If one is looking to go to the people, then San Jose isn’t a bad place to land. The city has long been trying to get away from its station as “a bedroom community,” where the population grows at night when people come home from their jobs on the Peninsula and in San Francisco. City officials have lamented that jobs-to-housing imbalance as a major part of the city’s budgetary constraints while surrounding cities maintained an opposite ratio with more tax-producing jobs than homes.

Little could San Jose officials have predicted that its home-heavy makeup may be the very thing that makes the South Bay now stand out as the place to be for businesses like Buenviaje’s.

Instead of buying a building or leasing up a whole retail storefront, Buenviaje plans to open her new soul food eatery featuring some of her “greatest hits” in San Francisco and Oakland in a San Jose takeout-and-delivery-only CloudKitchens location.

CloudKitchens is a relatively new model founded by Former Uber Technologies CEO Travis Kalanic that caters to companies looking for affordable spaces to prep and cook food specifically to-go. Essentially, it lets a single building be home to many companies with some shared kitchen amenities, ideally lowering overhead costs.

That’s what drew Buenviaje to the location when CloudKitchens approached her, because opening a stand-alone restaurant seems “nutty,” right now, she says. Her San Jose location is tentatively set to open in January, and she’s currently hiring and curating the staff.

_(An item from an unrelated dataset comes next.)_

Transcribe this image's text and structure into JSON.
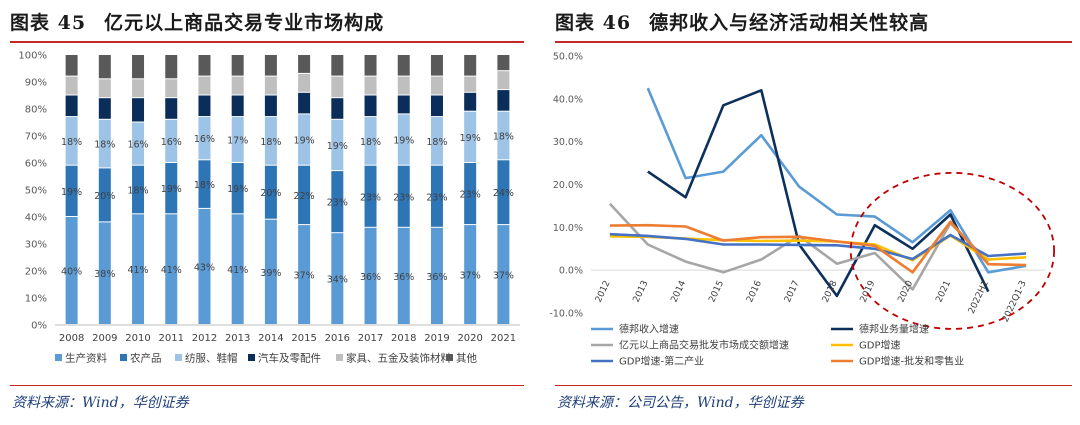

But regardless of how restaurant owners are opening their doors during the pandemic, their message to customers is the same: if they build it, they need the people to come. Otherwise, when the virus eventually recedes, residents will emerge from their homes only to find that there is little left of the places that help breath life into communities.

“Independent restaurants are in dire, dire shape. We’re not getting any kind of help from the government in any kind of way—we’re kind of being left on our own to deal with this,” Kinch says. “I think large swaths of the American public are starting to realize how important independent restaurants are to the social fabric of the culture of our country. It’s gonna be a real shame if a lot of them leave, or are gutted—and unfortunately, that’s what we’re seeing happen right now.”